2024-04-29 09:48:49 switch1 Port state history reset by admin admin
2024-04-29 09:51:02 alert switch1 Issued recovery for rule ‘060 Port DOWN’ to transport ‘mail’ System
2024-04-29 09:51:02 alert switch1 Issued recovery for rule ‘060 Port DOWN’ to transport ‘playsms’ System
- cleared by me

I looks like there is missing check if worse condition is still present before sending notification “got worse”. These false notification are realy confusing for our NOC collegues.

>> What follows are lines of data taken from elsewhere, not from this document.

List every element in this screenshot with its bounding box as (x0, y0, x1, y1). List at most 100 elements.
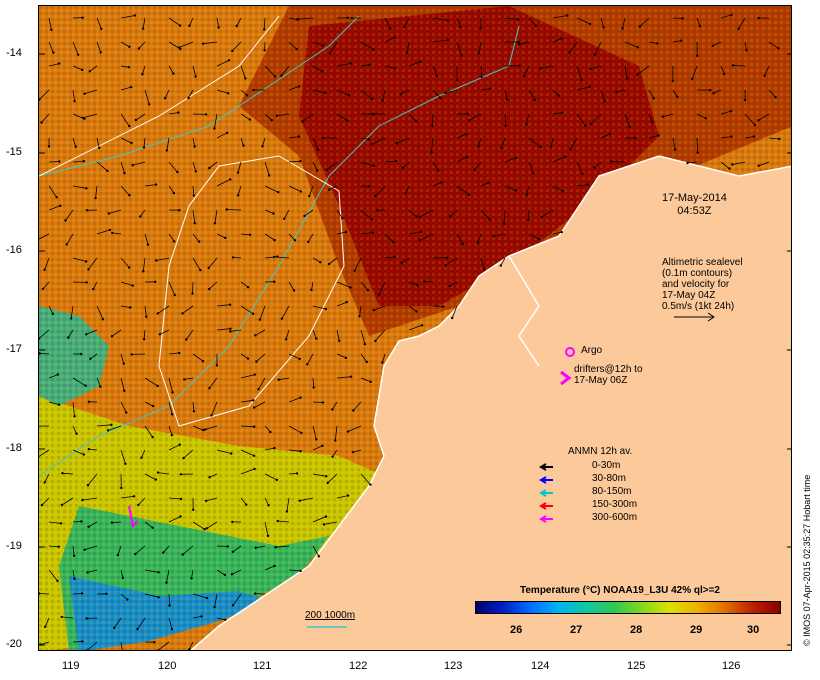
velocity-arrow (120, 495, 135, 499)
velocity-arrow-head (346, 16, 350, 19)
velocity-arrow (288, 569, 301, 572)
velocity-arrow-head (372, 309, 375, 312)
velocity-arrow-head (198, 240, 201, 243)
velocity-arrow-head (81, 68, 84, 72)
velocity-arrow-head (253, 425, 256, 428)
velocity-arrow-head (381, 361, 384, 364)
velocity-arrow-head (492, 234, 495, 238)
velocity-arrow-head (477, 144, 480, 148)
velocity-arrow (713, 89, 722, 94)
velocity-arrow (768, 89, 776, 98)
sst-map[interactable] (38, 5, 792, 651)
velocity-arrow-head (231, 550, 235, 553)
velocity-arrow-head (204, 499, 208, 503)
velocity-arrow (384, 17, 391, 29)
velocity-arrow (432, 17, 448, 21)
velocity-arrow (157, 641, 170, 650)
velocity-arrow-head (608, 132, 612, 136)
velocity-arrow (192, 521, 205, 530)
lat-label-20: -20 (6, 638, 22, 650)
velocity-arrow-head (446, 38, 449, 42)
velocity-arrow-head (245, 503, 248, 506)
velocity-arrow (159, 329, 170, 335)
velocity-arrow (360, 353, 368, 363)
velocity-arrow-head (589, 122, 592, 126)
velocity-arrow (72, 593, 83, 595)
velocity-arrow-head (522, 75, 526, 78)
velocity-arrow-head (446, 19, 449, 22)
velocity-arrow (400, 89, 410, 95)
velocity-arrow (262, 137, 266, 147)
velocity-arrow-head (499, 264, 502, 267)
velocity-arrow (144, 569, 159, 573)
velocity-arrow-head (242, 144, 245, 147)
velocity-arrow (120, 65, 129, 68)
velocity-arrow-head (517, 40, 520, 44)
velocity-arrow-head (170, 628, 174, 631)
velocity-arrow-head (299, 450, 302, 453)
velocity-arrow-head (393, 36, 396, 39)
velocity-arrow-head (110, 335, 114, 338)
velocity-arrow-head (321, 401, 324, 404)
velocity-arrow (312, 257, 321, 263)
velocity-arrow (312, 545, 320, 557)
velocity-arrow-head (108, 228, 112, 232)
velocity-arrow-head (347, 94, 351, 97)
velocity-arrow-head (226, 131, 229, 134)
velocity-arrow (168, 425, 173, 436)
velocity-arrow-head (744, 98, 747, 102)
velocity-arrow-head (588, 85, 591, 89)
velocity-arrow (384, 37, 395, 43)
velocity-arrow-head (131, 284, 134, 287)
velocity-arrow (168, 65, 174, 74)
velocity-arrow-head (393, 67, 397, 70)
velocity-arrow-head (430, 151, 433, 154)
velocity-arrow (264, 447, 275, 451)
velocity-arrow-head (757, 16, 760, 20)
velocity-arrow (192, 425, 204, 431)
velocity-arrow-head (534, 24, 538, 28)
velocity-arrow-head (284, 338, 288, 341)
velocity-arrow (696, 137, 699, 153)
velocity-arrow (192, 233, 200, 242)
velocity-arrow (359, 305, 362, 317)
velocity-arrow (120, 185, 130, 196)
velocity-arrow (336, 301, 347, 307)
velocity-arrow (192, 593, 208, 599)
velocity-arrow (277, 520, 290, 523)
velocity-arrow (576, 113, 586, 127)
velocity-arrow (264, 65, 276, 77)
drifters-label-1: drifters@12h to (574, 364, 643, 375)
velocity-arrow-head (403, 25, 406, 28)
velocity-arrow (594, 161, 602, 168)
velocity-arrow-head (151, 526, 154, 529)
velocity-arrow-head (394, 159, 398, 163)
velocity-arrow (72, 65, 83, 71)
velocity-arrow (360, 89, 373, 100)
velocity-arrow (347, 425, 362, 432)
velocity-arrow-head (128, 194, 131, 197)
velocity-arrow-head (372, 164, 375, 167)
velocity-arrow (329, 185, 338, 191)
velocity-arrow-head (58, 62, 61, 65)
velocity-arrow (336, 209, 343, 219)
velocity-arrow-head (317, 555, 320, 558)
velocity-arrow (312, 516, 327, 523)
velocity-arrow-head (162, 551, 165, 554)
velocity-arrow-head (615, 90, 618, 94)
velocity-arrow-head (86, 649, 89, 650)
velocity-arrow-head (280, 317, 284, 320)
velocity-arrow (72, 185, 87, 189)
velocity-arrow-head (146, 243, 150, 246)
velocity-arrow-head (580, 78, 583, 82)
velocity-arrow-head (110, 423, 113, 426)
velocity-arrow-head (638, 25, 641, 28)
velocity-arrow (120, 257, 130, 268)
velocity-arrow (504, 157, 516, 163)
velocity-arrow (720, 161, 730, 169)
velocity-arrow-head (202, 428, 205, 432)
velocity-arrow (456, 185, 470, 196)
velocity-arrow-head (235, 24, 238, 28)
legend-arrow-head (539, 515, 547, 523)
velocity-arrow-head (610, 160, 613, 163)
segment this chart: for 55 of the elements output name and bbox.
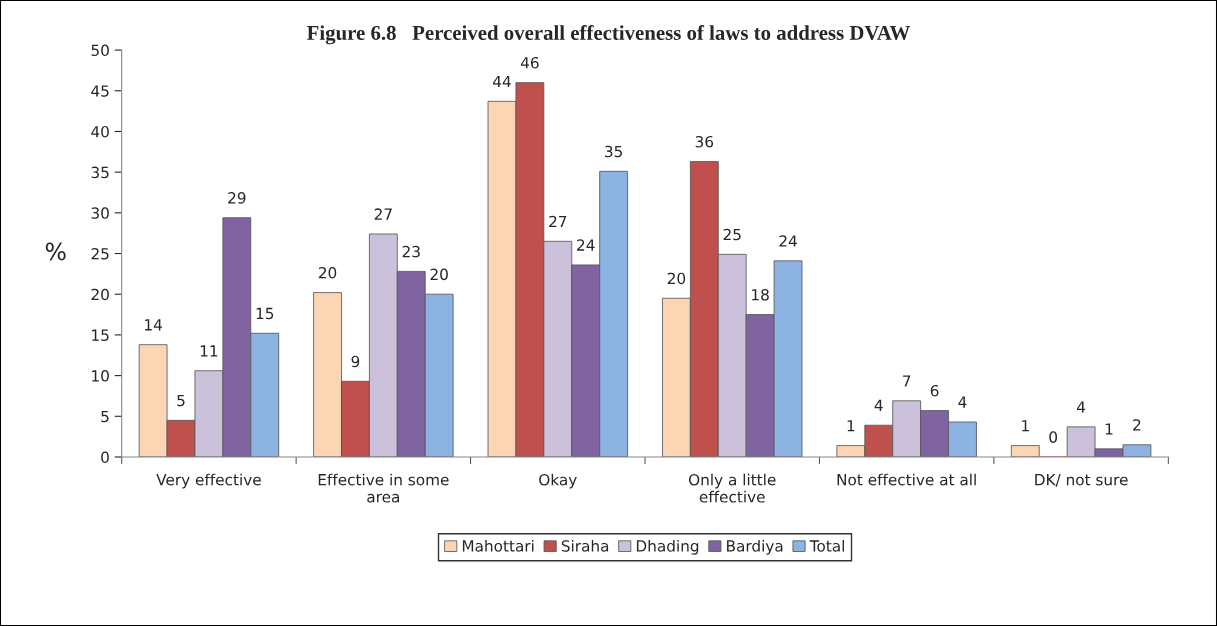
data-label: 9 [351, 355, 360, 368]
x-tick-label: Effective in some area [318, 473, 449, 503]
data-label: 20 [667, 272, 686, 285]
data-label: 24 [779, 235, 797, 247]
y-tick-label: 45 [91, 85, 109, 97]
data-label: 1 [847, 420, 855, 432]
y-tick-label: 25 [91, 248, 109, 260]
data-label: 0 [1049, 431, 1058, 443]
data-label: 5 [177, 394, 185, 407]
data-label: 24 [577, 239, 595, 251]
chart-title: Figure 6.8 Perceived overall effectiveness of laws to address DVAW [306, 25, 911, 45]
legend-label: Total [809, 539, 844, 552]
x-tick-label: Very effective [156, 473, 261, 489]
x-tick-label: DK/ not sure [1035, 474, 1128, 487]
data-label: 36 [695, 135, 714, 148]
data-label: 14 [145, 319, 162, 331]
data-label: 1 [1105, 423, 1113, 435]
data-label: 11 [200, 345, 218, 357]
data-label: 44 [493, 75, 511, 88]
data-label: 27 [374, 208, 392, 220]
data-label: 2 [1133, 419, 1141, 431]
data-label: 20 [318, 266, 337, 279]
x-tick-label: Okay [539, 473, 577, 489]
data-label: 23 [402, 245, 420, 258]
legend-label: Dhading [636, 539, 699, 555]
data-label: 25 [723, 228, 741, 241]
data-label: 4 [1076, 401, 1086, 413]
data-label: 4 [958, 396, 967, 408]
y-tick-label: 40 [91, 125, 109, 138]
y-axis-title: % [45, 242, 66, 261]
data-label: 18 [752, 288, 769, 301]
data-label: 1 [1022, 420, 1029, 432]
x-tick-label: Only a little effective [688, 473, 776, 503]
y-tick-label: 10 [92, 370, 109, 382]
legend-label: Siraha [561, 539, 609, 552]
data-label: 15 [256, 307, 274, 320]
data-label: 20 [430, 268, 448, 281]
data-label: 46 [520, 57, 539, 69]
legend-label: Mahottari [462, 539, 534, 552]
data-label: 4 [874, 399, 883, 411]
legend-label: Bardiya [727, 539, 783, 555]
y-tick-label: 0 [101, 451, 109, 463]
y-tick-label: 15 [92, 329, 109, 341]
y-tick-label: 30 [91, 207, 109, 219]
data-label: 35 [605, 145, 622, 158]
bar [1010, 445, 1040, 457]
data-label: 27 [549, 215, 567, 228]
data-label: 7 [903, 375, 911, 387]
y-tick-label: 35 [91, 166, 109, 179]
y-tick-label: 50 [91, 44, 109, 57]
x-tick-label: Not effective at all [837, 473, 976, 486]
data-label: 6 [930, 384, 939, 397]
y-tick-label: 20 [91, 288, 109, 301]
data-label: 29 [228, 192, 246, 204]
y-tick-label: 5 [101, 410, 109, 423]
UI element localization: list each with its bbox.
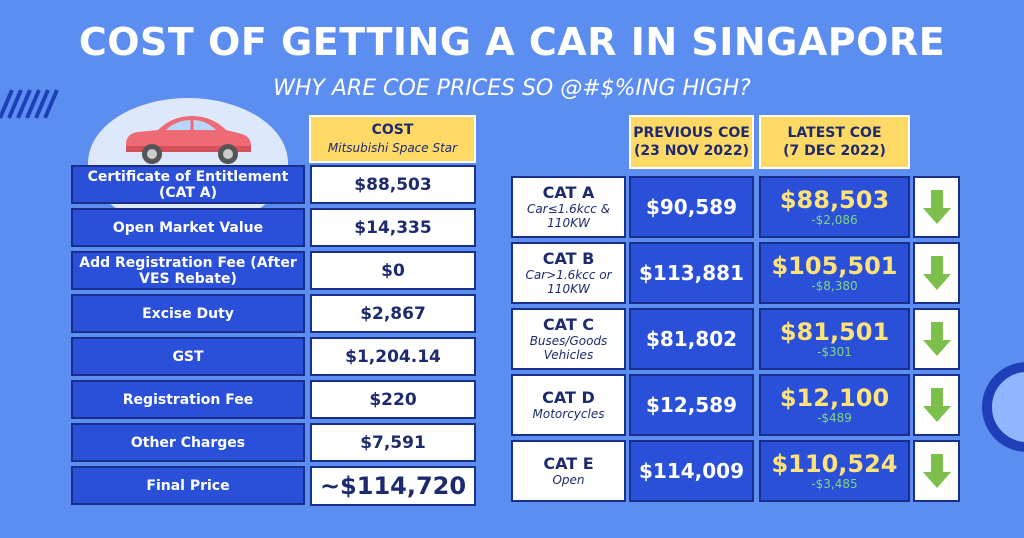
down-arrow-icon: [913, 242, 960, 304]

Can you look at this issue?

Thanks

Roman

I could see that that got worse condition is not granular, it only counts the results.
There are two ways around this, update the code to make sure it is the same results (not sure how feasible that is) or update your alert rules to work around the issue.